No similar studies are available evaluating the effect of smoking on high-risk HPV infection, but several studies have reported HPV infection in healthy individuals with normal oral mucosa. The prevalence of oral and nasopharynx HPV infection is unknown, because sample size, methods of sampling and HPV isolation methods are varied in different studies. Smith et al. assessed 1235 healthy children and teenagers without oral lesions, using exfoliated oral cells. He reported the overall prevalence rates of 2.5% in infants, 18% in children of 1-4 years, 1.2% in children of 5-11 years, 1.5% in teenagers of 12-15 years and 3.3% in young adults of 16-20 years for HPV infection. He did not determine HPV types and did not evaluate the possible risk factors; therefore, the results of that study cannot be compared with those of the present study (
7).
Montaldo et al. evaluated the prevalence of HPV infection in 146 healthy patients with normal oral mucosa, reporting that salivary HPV 16 serotype was found in 9% of participants.

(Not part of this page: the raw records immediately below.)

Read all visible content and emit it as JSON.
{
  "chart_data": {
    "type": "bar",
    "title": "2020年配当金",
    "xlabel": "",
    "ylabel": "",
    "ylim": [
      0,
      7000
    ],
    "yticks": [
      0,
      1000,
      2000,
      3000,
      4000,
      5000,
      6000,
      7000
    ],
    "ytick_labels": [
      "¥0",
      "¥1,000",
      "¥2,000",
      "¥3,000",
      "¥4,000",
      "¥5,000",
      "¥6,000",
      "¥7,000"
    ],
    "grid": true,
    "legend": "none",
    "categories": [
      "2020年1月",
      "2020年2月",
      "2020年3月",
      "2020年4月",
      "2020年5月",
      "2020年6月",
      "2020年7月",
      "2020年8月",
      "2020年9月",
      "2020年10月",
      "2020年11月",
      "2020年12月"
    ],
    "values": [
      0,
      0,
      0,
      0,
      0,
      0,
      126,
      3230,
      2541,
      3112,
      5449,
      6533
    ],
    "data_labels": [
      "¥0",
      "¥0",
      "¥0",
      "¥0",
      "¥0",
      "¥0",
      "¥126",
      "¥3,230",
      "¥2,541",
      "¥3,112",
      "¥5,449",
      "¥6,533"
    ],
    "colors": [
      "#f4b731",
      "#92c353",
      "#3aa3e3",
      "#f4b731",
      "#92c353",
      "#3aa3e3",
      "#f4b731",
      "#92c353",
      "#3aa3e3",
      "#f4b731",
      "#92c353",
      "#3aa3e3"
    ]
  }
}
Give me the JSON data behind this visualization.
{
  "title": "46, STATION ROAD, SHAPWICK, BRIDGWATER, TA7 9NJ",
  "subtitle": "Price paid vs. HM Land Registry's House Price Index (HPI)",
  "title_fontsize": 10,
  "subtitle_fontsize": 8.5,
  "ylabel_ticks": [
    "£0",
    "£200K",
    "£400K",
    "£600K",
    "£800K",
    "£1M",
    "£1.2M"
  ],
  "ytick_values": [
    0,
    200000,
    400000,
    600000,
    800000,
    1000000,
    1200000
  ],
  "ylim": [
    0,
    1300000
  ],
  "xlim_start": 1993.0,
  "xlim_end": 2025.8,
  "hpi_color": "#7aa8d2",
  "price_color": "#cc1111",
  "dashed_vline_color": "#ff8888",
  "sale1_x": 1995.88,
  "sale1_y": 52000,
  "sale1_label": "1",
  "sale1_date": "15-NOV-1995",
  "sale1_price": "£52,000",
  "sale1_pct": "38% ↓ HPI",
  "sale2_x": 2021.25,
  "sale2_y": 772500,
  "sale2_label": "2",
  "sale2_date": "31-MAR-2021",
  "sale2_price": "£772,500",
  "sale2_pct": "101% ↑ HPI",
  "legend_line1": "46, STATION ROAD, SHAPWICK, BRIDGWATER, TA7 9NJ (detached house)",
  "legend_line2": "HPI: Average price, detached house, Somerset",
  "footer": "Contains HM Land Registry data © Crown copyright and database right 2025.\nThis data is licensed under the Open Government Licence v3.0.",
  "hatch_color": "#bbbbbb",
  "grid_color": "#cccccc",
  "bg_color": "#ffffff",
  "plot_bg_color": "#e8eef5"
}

The results of the present study were different. The effect of smoking or other risk factors were not evaluated; therefore, our results cannot be compared with those of mentioned studies (
8).
In another study, Esquenazi et al. reported no HPV detection in 100 healthy individuals, consistent with the results of the present study, but most participants (97%) in this study were nonsmokers (
5). Durzynska et al. evaluated 4149 high school students and reported an HPV prevalence of 1%; however, high-risk HPV was not detected in subjects, which is consistent with the results of the present study. In addition, no association was detected between oral HPV infection and sexual activity in that study (
9).
Kreimer et al. evaluated 1680 healthy men in Brazil, Mexico and America and reported the prevalence rates of 4% and 3.1% for oral HPV infection and high-risk HPV, respectively. It was also reported that smoking could increase the prevalence of oral HPV infection, contrary to the results of the present study. This difference might be attributed to differences in sample sizes (
10).
Sanders et al. showed that 3.7% of Americans had oral HPV, with 1.3% being oncogenic. In this study, education status, smoking, age, sex and number of sexual partners were not associated with HPV infection (
11). Ragin et al. evaluated buccal mucosa cells in 118 healthy women without oral lesions and reported a prevalence of 7.1% for oral HPV. In that study, prevalence of HPV infection was slightly higher in smokers, which is different from the results of the present study. The difference might be attributed to differences in subjects (women vs. men). However, the prevalence of high-risk HPV was not examined in that study. It was also shown that sexual behavior did not affect the prevalence of HPV (
12).
Turner et al. studied 151 healthy adults and reported a prevalence rate of 2.6% for HPV 16 serotype, which is not consistent with the results of the present study. On the other hand, similar to the present study, none of the subjects had HPV 18 serotype in the oral cavity. The effects of smoking or other risk factors were not examined (
2). Gillison et al. evaluated 5579 healthy patients of 14-69 years and reported prevalence rates of 6.9% and 1% for oral HPV infection and HPV 16 serotype, respectively. He reported that smoking can increase the prevalence of oral HPV, which is different from the results of the present study (
13).
Gichki et al. investigated the prevalence of oral HPV infection in 192 healthy patients (120 men and 72 women). In his study, 2% and 5.5% of patients had positive results for HPV 16 and HPV 18 respectively, also he showed that current smoker combined former smoker had positive results for high risk HPV more than nonsmokers. His results are different with ours, but he did not mention sexual habits of his patients, maybe patients with positive results of this study were homosexual or had several sexual partners. Therefore, we cannot compare the results of these two studies (
14).
According to the results of this study, it seems that smoking cannot increase the prevalence of oral HPV 16 and 18 infections. HPV infection is a sexually transmitted disease. Safe sexual activity with a partner could cause negative PCR results in our patients. This study had some limitations: not including women in the study population (we did not want to select just men but due to low smoking habits among women in our society all participants were men in our study between January to March) and small sample size. It is suggested to perform further studies to overcome these limitations and to study other HPV serotypes.